How do you know where the back of the trailer is so you can change lanes? Follow this guideline. Park in a safe place and have someone stand at the rear of your trailer. You should be hooked and straight. Have your helper stand even with the rear of the trailer. Put a mark on the ground at this spot. Stay in the driver seat, in your normal driving position. Your helper should come to the mirrors and place a horizontal line on the mirror even with the mark they placed on the ground. The mark only needs to be an inch long on both sides of the mirrors. This will show you where the back of your rig is at all times. Any space above this mark and other objects in the mirror is the room you have between the back of your rig and that object.

The convex mirror is a very helpful mirror.  It should be set so the ground is visible at the rear truck axle and that the trailer wheels are visible as well. It should be turned to the outside as far as possible but continuing to see the edge of your truck and trailer. These mirrors will show you what is on either side of your rig and you will also use it when making turns. By looking in this mirror you will be able to watch your trailer wheels and make sure they miss running across a curb with any right-hand turn, and to keep you from driving over any cars when making a left-hand turn.

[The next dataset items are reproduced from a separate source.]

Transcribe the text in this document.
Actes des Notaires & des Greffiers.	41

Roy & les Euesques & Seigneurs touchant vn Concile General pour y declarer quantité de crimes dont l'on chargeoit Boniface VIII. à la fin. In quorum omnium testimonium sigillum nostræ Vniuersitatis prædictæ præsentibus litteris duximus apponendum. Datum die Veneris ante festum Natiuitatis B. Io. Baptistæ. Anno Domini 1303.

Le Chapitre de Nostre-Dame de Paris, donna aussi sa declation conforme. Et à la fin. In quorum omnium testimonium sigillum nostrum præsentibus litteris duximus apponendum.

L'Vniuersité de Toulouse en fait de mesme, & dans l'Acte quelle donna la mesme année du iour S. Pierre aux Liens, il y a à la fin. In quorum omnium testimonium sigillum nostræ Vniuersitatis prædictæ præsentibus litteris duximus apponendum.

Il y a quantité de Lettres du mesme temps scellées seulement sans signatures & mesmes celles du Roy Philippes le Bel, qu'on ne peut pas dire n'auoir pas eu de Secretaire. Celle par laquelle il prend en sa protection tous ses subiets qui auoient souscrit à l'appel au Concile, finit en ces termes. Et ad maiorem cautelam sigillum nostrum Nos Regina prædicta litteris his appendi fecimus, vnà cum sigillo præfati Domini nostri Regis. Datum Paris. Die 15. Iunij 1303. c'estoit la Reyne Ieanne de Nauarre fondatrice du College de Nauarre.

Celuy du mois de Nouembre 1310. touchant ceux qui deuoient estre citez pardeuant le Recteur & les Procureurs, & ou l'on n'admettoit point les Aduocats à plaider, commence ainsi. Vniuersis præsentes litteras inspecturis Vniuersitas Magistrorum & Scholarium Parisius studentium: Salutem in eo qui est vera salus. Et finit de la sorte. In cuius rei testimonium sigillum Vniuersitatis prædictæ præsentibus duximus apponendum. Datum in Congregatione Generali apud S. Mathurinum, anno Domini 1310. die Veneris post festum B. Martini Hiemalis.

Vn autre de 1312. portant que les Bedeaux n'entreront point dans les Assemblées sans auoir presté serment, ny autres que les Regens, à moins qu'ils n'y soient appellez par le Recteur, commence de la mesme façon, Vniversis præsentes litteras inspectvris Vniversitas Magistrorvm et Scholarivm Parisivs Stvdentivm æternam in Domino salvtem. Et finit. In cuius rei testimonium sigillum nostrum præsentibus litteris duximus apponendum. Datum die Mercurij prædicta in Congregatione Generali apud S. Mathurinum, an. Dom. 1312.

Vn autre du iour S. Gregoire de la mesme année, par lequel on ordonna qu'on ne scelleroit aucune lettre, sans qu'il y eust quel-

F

Caution: look up as well. Do not lose your mirrors or awnings because of a crown in the road or deep storm grate.  The more sloped the road the more your rig will lean to the right.  The top of your trailer can hit any object along a road.  This could be telephone poles, street signs or tree limbs.     The fender mirror:  This mirror lets you see the blind spot by your door.  I like my fender mirror beside the fender, most of them are now on top of the fender.  Either way, you want it to show the area from the front wheel to alongside the door. This will allow you to see the area next to your truck and it makes a good point of reference for the right fender in tight spaces.

About Glyn

Glyn has been a commercial driver since 1973 driving Limousines, Busses, and Semi-trucks. He has driven in forty-nine states and six provinces of Canada. He is certified by the state of Ohio to teach Class-A CDL and since 2013 has been teaching RVer’s to drive their rigs safely.

Glyn has participated in Bus Driving Rodeo’s and has several safe driving awards.

While he was working in Alaska, he drove on the ice road, on the frozen ocean and also worked for the State Highway Department plowing the snow off the ice road so the truckers could safely go to the North Slope oil fields.